Obtienen células madre de muelas del juicio, lo que podría poner fin a la polémica ética del uso de embriones

_44949926_080822muela203i.jpgInvestigadores japoneses aseguran haber extraído células madre de las muelas del juicio donadas por una niña de 10 años.
Las células obtenidas son del mismo tipo que las encontradas en un embrión humano, potencialmente capaces de convertirse en células nerviosas, óseas o de cualquier otro tipo, informaron los científicos del Instituto Nacional de Ciencia Industrial Avanzada en Japón.
Esto supondría un paso adelante a la hora de poner fin a la controversia ética sobre el uso de embriones humanos, y se suma a la posibilidad de extraer células madre de la piel anunciada recientemente por un equipo científico en Estados Unidos.
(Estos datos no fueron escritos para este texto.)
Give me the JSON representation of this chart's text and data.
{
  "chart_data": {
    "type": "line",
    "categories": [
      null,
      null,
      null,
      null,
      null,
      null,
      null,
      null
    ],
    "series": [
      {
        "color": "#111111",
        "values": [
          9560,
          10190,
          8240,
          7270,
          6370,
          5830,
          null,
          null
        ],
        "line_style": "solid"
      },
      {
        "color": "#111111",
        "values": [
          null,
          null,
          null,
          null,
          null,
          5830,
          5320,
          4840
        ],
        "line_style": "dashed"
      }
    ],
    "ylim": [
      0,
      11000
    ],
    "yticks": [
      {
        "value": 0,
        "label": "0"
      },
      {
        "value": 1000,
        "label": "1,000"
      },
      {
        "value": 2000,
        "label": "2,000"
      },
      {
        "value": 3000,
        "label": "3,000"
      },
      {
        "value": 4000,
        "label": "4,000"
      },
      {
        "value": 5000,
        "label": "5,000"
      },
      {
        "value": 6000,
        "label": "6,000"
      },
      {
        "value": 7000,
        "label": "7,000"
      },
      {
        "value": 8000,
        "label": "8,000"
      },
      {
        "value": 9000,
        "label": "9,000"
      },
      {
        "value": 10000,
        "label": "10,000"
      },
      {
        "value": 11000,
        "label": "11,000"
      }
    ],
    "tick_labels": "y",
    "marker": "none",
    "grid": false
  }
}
Hajime Ogushi, coordinador del equipo de investigación, explicó que la muela fue extraída hace tres años y preservada hasta hoy en frío, lo que significa que en un futuro éstas podrían almacenarse como fuente de células madre.
Ogushi explicó que aún llevará al menos cinco años aplicar clínicamente esta técnica, por ejemplo, en enfermedades óseas congénitas.
No obstante, destacó la oportunidad que esto supone a la hora de generar células madre de diferentes códigos genéticos, eliminando el riesgo de rechazo del paciente a trasplantes de tejidos u órganos.
Del mismo modo, la gente que done sus muelas del juicio en su juventud podría utilizarlas más adelante si necesitan tratamiento.
«Ya se sabía que la pulpa dentaria contiene células madre», le explicó José Manuel García, catedrático en biología celular de la Universidad de Valencia.
«La novedad sería que se puedan extraer de las muelas del juicio, que como muelas no tienen utilidad y no causarían ningún trauma para el individuo».
Y es que en los últimos años, los investigadores han logrado aislar células madre de distintas zonas del cuerpo
De hecho, las procedentes de la pulpa dentaria ya se han empleado a nivel experimental para tratar infartos de miocardio en animales.
«También se han obtenido del intestino, el problema de todo esto es cómo hacer que luego se diferencien a distintos tipos de célula», explicó García.
«A veces se empiezan a diferenciar pero no sabemos cómo lo hemos logrado, porque se utilizan muchas moléculas de las que desconocemos sus efectos. Vamos a tardar algunos años en poder avanzar».